Does the opposite for me. I think it's a psychological thing. :duh
Probably not doing it right. The doctor lent me a digital BP meter & it was pretty easy to see and reproduce the effect. I breath in through my nose and out through my mouth - the out breath is longer, even, slow and calm - imagine breathing on the flame of a candle about an arms length in front of you (meditation technique). Can be useful for suppressing nausea and pain too - perhaps working by distraction and calming.
 
- perhaps working by distraction and calming.

That's probably the point why it isn't working for me. My mind's just too active and not that easy to distract. Same goes for other meditation techniques like autogenic training, my heart-rate rises in exercises that should lower it. :duh
 
This maybe a bit of a derail, but yesterday I had a treadmill stress test. My resting heart rate is around 40 (apparently a holdover from the days when I ran marathons and rode bicycles a long way) and the cardiologist wanted to make sure it increased properly with exercise.

My blood pressure tends to be "high normal" and doctors haven't been concerned.

I'm 74, and using that standard formula of 220 minus age, my predicted max is 146. I hit 148 on the treadmill, so I guess that is good.

They were taking my blood pressure every minute, and while I don't know the numbers, the nurse said it was appropriate as the treadmill speed and incline increased. Then they continued to take it as I sat cooling down, and one time the nurse said the high number was 246, which was way too high. The next time they took it, she said it was what it should have been.
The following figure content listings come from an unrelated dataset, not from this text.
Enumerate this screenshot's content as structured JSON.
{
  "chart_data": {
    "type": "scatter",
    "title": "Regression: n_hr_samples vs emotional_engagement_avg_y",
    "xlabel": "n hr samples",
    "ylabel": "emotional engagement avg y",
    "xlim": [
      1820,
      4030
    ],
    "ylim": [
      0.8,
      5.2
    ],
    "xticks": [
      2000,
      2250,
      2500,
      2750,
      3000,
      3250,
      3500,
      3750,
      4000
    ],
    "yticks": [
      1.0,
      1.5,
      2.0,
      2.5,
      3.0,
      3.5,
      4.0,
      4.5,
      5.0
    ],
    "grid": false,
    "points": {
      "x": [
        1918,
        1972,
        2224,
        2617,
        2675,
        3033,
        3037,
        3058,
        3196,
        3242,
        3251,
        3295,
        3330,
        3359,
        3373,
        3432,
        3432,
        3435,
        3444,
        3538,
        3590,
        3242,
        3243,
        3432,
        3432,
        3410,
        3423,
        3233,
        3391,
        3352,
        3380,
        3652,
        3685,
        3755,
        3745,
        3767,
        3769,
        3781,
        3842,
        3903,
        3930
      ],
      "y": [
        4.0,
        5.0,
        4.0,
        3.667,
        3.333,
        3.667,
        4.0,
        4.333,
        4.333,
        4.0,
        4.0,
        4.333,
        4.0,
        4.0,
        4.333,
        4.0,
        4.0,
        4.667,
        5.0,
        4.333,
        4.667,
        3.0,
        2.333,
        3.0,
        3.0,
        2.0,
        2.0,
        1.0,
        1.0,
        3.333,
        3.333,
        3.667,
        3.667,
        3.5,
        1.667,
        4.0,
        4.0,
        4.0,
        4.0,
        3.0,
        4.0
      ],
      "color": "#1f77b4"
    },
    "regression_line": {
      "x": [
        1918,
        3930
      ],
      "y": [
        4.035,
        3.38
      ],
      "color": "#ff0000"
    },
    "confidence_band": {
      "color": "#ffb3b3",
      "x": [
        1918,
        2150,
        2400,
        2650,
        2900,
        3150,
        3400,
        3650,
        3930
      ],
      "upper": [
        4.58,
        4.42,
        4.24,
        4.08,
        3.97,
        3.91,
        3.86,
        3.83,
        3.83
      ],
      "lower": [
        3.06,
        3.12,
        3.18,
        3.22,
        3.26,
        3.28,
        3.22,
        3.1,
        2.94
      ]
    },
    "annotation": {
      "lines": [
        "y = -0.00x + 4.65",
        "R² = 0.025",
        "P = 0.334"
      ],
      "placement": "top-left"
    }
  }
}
The doc wasn't present for the treadmill test, but they said he'll call me to talk about it in a day or two. I guess its his interpretation rather than that of the nurse who was running the test that counts. But meanwhile, I thought I'd ask for your opinions.
 
I wouldn't be too concerned with an isolated elevation in your systolic pressure. Was it an automated BP or manual? The most important issue in the stress test in my opinion is any ischemic changes in your ECG during peak exertion. This is what the cardiologist will look at and send you a report.
 
Bill, those are just crude rules-of-thumb. A neighbor in Chicago took me mountain biking to small, fairly steep hill in a nearby field - "this is Heart Rate Hill" he said. I wasn't impressed. We both rode up it twice. At the top, he suggested that we take our pulses - he with a heart rate monitor, me by feeling the pulse in my neck for 6 or 10 seconds. We both consistently got readings over 220 bpm! So much for maximum heart rate of 220-age. It did cross my mind that it might be dangerous to have your heart running at this rate (a friend suggested that a human heart might only have so many beats in it!) but we really weren't pushing ourselves that hard, just consistently for a relatively short (< quarter of a mile), steep distance. But apparently this small steep hill had the same effect on everyone, hence the name.

Re. resting heart rate. A family friend in the US was very healthy but had chronically low resting heart rate (40 like you) & low blood pressure. The latter caused some concern to her GP so they tried to treat it but the treatment just made her unwell. As she was otherwise well they just decided to leave it alone. She was no Olympian. She looked a little stocky at first but it turns out she carried very little body fat - she asked me to check her bicep* and it was large and rock hard. She didn't exercise as such but was a keen and active gardener and a busy mother.

*She was the second woman to make this odd request. The first woman also had a bicep the size of large orange, despite her skinny frame, she also didn't exercise but her sister was an Olympian - "genetically gifted"?

My only real conclusion from the above is that "folk vary" as do their readings, unusual readings indicate a difference but don't necessarily indicate a problem.